WAS GATES ISSUING A WAKE UP CALL ON IRAN? TOBY HARNDEN
Robert Gates, the Pentagon chief, has warned President Barack Obama in a secret “wake-up call” memo that the White House has no effective policy for dealing with a nuclear Iran.
This would mean that Iran could remain a signatory of the Nuclear Non-proliferation Treaty [NPT] while becoming what is sometimes referred to as a “virtual” nuclear weapons state.
Since the three-page memo, written in January, a series of new options have been developed for Mr Obama, including military means for dealing with Tehran if it should acquire a nuclear weapon, the New York Times reported.
According to the newspaper, one senior official described the memo as “a wake-up call” and urged the White House to ponder about how the US could contain Iran if it decided to produce a weapon and how to deal with the possibility that nuclear fuel or weapons could be obtained by a terrorist group supported by Tehran.
Mr Gates, a Republican who was appointed by President George W. Bush but kept on by Mr Obama, is viewed as one of the more hawkish members of the Obama administration.
Senator John McCain, the defeated 2008 Republican presidential candidate and a senator from Arizona, said tough and meaningful sanctions against Iran were needed immediately.
“We have to be willing to pull the trigger on significant sanctions,” he told Fox News on Sunday. “And then we have to make plans for whatever contingencies follow if those sanctions are not effective.”

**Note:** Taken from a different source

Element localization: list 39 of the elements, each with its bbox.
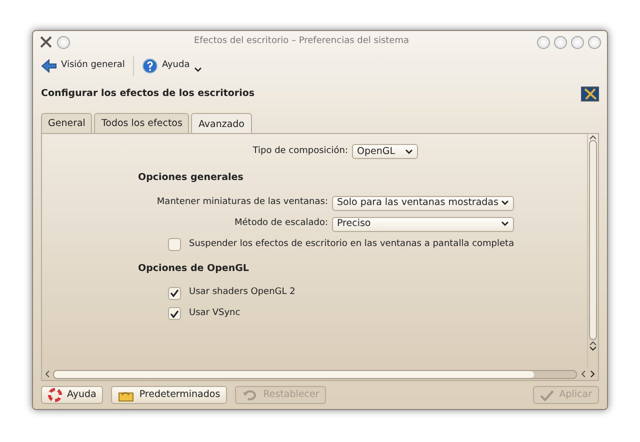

The White House vigorously denied that the memo had forced a change in the administration’s thinking. “It is absolutely false that any memo touched off a reassessment of our options,” said Ben Rhodes, a National Security Council spokesman.
“This administration has been planning for all contingencies regarding Iran for many months.”
Geoff Morrell, the Pentagon press secretary, said that Mr Gates believed “the president and his national security team have spent an extraordinary amount of time and effort considering and preparing for the full range of contingencies with respect to Iran”.
Mr Gates’s memo followed the expiration of a deadline of the end of 2009 set by Mr Obama for Iran to respond to an offer of dialogue to resolve concerns about Iran’s accelerated nuclear programme.
Tehran spurned the offer and since then the Obama administration has pursued what it calls the “pressure track” – stepped-up military activity close to Iran and a fresh push for a more international sanctions to squeeze Iran economically.
Four senior Obama administration officials told Congress last week that Iran could be a year away from being able to build a nuclear bomb, but that it would take two to five more years to turn it into an effective weapon that could be launched against an enemy.
Iran has maintained that its nuclear programme is intended for energy production and not weapon-building.
“All we really know is that Iran is widening and deepening its nuclear weapons capabilities,” said David Albright, president of the Institute for Science and International Security.
“We don’t have any insight into what they’re thinking about doing – whether they’ll just live with a nuclear weapons capability which will probably include learning more about nuclear weapons themselves, or they’ll actually build them.”